Nel primo articolo della legge denunciata la competenza regionale è affermata per il prestito e l'esportazione di beni culturali "conservati in Piemonte". Viene così attribuito rilievo al luogo di collocazione delle cose, senza che in alcun modo risulti che la disciplina dettata dalla legge regionale riguarda beni culturali di interesse locale e non nazionale. Neppure le disposizioni successive consentono di ricavare utili elementi di delimitazione della affermata competenza regionale in rapporto al livello di interesse di cui i singoli beni culturali sono espressione.

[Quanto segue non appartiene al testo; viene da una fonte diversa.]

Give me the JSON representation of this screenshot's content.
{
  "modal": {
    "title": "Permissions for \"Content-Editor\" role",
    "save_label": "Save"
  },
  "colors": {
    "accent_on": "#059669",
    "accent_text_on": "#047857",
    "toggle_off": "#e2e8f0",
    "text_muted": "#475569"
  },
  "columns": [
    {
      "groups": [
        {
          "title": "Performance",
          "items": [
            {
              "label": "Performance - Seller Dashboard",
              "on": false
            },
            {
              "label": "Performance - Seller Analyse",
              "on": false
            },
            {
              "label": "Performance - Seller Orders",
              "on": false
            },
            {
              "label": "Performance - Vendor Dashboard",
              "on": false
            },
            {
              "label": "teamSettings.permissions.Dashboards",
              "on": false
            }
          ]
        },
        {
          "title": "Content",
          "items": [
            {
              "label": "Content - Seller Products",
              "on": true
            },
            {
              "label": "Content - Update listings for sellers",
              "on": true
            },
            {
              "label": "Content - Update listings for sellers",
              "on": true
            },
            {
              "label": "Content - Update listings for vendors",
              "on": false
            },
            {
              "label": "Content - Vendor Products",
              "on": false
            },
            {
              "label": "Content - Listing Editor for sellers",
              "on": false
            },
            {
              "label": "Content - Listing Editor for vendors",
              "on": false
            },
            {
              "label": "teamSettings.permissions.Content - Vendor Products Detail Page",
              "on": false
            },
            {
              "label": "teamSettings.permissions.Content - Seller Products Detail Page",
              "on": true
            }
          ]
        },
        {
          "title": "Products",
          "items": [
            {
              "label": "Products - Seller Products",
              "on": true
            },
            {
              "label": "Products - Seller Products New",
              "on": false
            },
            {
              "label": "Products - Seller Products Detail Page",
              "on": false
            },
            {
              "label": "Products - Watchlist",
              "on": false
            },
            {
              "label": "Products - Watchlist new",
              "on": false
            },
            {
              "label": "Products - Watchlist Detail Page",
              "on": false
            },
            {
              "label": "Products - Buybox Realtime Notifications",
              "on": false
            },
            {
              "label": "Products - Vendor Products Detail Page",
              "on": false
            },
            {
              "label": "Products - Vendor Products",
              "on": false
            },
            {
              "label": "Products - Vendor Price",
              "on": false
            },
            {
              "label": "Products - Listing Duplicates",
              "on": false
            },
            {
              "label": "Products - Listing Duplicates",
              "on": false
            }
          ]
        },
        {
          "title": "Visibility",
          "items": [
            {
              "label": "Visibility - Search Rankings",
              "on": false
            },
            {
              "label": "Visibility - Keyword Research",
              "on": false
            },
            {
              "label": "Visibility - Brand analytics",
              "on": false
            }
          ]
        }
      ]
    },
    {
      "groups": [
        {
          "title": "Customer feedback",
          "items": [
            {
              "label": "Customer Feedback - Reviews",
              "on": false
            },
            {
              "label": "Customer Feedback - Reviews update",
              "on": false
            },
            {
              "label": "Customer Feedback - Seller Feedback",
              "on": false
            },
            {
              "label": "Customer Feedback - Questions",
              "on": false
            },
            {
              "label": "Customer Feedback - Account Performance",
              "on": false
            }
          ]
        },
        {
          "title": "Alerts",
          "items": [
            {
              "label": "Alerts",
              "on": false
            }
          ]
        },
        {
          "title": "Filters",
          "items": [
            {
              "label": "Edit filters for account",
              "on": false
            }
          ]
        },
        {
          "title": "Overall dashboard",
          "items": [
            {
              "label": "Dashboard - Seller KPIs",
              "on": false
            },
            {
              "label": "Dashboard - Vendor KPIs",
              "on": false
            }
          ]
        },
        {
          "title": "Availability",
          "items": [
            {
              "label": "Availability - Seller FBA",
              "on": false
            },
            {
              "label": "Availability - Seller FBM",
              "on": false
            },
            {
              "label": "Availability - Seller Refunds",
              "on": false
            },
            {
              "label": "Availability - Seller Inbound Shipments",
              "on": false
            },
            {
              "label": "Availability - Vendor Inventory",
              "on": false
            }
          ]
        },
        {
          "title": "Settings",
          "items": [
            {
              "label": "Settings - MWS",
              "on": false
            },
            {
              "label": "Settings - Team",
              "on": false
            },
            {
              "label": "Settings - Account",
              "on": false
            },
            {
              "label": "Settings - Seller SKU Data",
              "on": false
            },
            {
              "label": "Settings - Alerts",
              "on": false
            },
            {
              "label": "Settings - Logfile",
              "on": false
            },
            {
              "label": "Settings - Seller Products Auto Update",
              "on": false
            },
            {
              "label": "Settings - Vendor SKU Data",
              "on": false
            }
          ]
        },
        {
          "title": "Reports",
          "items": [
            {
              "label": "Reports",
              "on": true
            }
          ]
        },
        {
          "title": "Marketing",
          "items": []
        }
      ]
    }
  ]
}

Nel delineare l'oggetto dei provvedimenti di autorizzazione all'esportazione o al prestito, queste disposizioni indicano l'ambito della competenza regionale ricorrendo al criterio dell'appartenenza del bene alla Regione, alle Province, ai Comuni e agli altri enti pubblici non statali.
Questa Corte ha già rilevato che, anche quando si rimanga nell'ambito di musei appartenenti ad enti locali, non di rado si è in presenza di beni di tale rilevanza artistica e storica, da attingere ad un interesse nazionale. Ha quindi ritenuto che l'appartenenza del museo e le attribuzioni in ordine ad esso non rappresentano un decisivo criterio di discrimine in ordine alla competenza relativa all'autorizzazione per il restauro delle singole cose (sentenza n. 277 del 1993). Allo stesso modo i criteri soggettivo dell'appartenenza e territoriale della localizzazione del bene non possono costituire decisivo elemento di distinzione delle competenze statali e regionali, anche per quanto concerne l'esportazione o il prestito. La prima può riguardare cose di interesse storico artistico appartenenti ad enti locali e custodite nella regione, ma che esprimono valori culturali di interesse nazionale. La medesima considerazione vale anche per il prestito, che implica lo spostamento della cosa dal luogo di custodia e richiede, in alcuni casi, valutazioni, prescrizioni tecniche e metodi di trasporto e conservazione, diretti a salvaguardare la stessa fisica consistenza di un bene che può rappresentare un valore culturale nazionale.
Non è consentito alla legge regionale disciplinare procedure e provvedimenti di autorizzazione all'esportazione o al prestito che possano riguardare beni culturali di interesse nazionale.
Anche prefigurando una competenza regionale in ordine a questi provvedimenti relativi a beni culturali di interesse esclusivamente locale, non può inoltre essere omessa la previsione di un collegamento con gli organi dello Stato competenti nella medesima materia e di una comunicazione delle procedure in corso, perchè tali organi siano posti in grado di apprezzare se l'esportazione o il prestito, per il valore culturale dei beni, tocchi l'interesse nazionale.
É evidente tuttavia la necessità, più volte segnalata dalla Corte e che va ribadita, di superare i margini di indeterminatezza che risultano nella definizione e nel coordinamento delle diverse competenze, emanando la legge sulla tutela dei beni culturali preannunciata sin dal 1977.
La legge regionale denunciata non opera alcuna distinzione tra i livelli di interesse, nazionale o locale, dei beni culturali considerati e dunque nel suo complesso è in contrasto con l'art. 117 della Costituzione.
Ogni altra questione rimane così assorbita.
PER QUESTI MOTIVI
LA CORTE COSTITUZIONALE
dichiara l'illegittimità costituzionale della legge regionale del Piemonte, approvata in seconda lettura a maggioranza assoluta dal Consiglio regionale il 12 ottobre 1993, recante "norme sul prestito e l'esportazione di beni culturali conservati in Piemonte".
Così deciso in Roma, nella sede della Corte costituzionale, Palazzo della Consulta, il 19 luglio 1994.
Francesco Paolo CASAVOLA, Presidente
Cesare MIRABELLI, Redattore
Depositata in cancelleria il 22 Luglio 1994.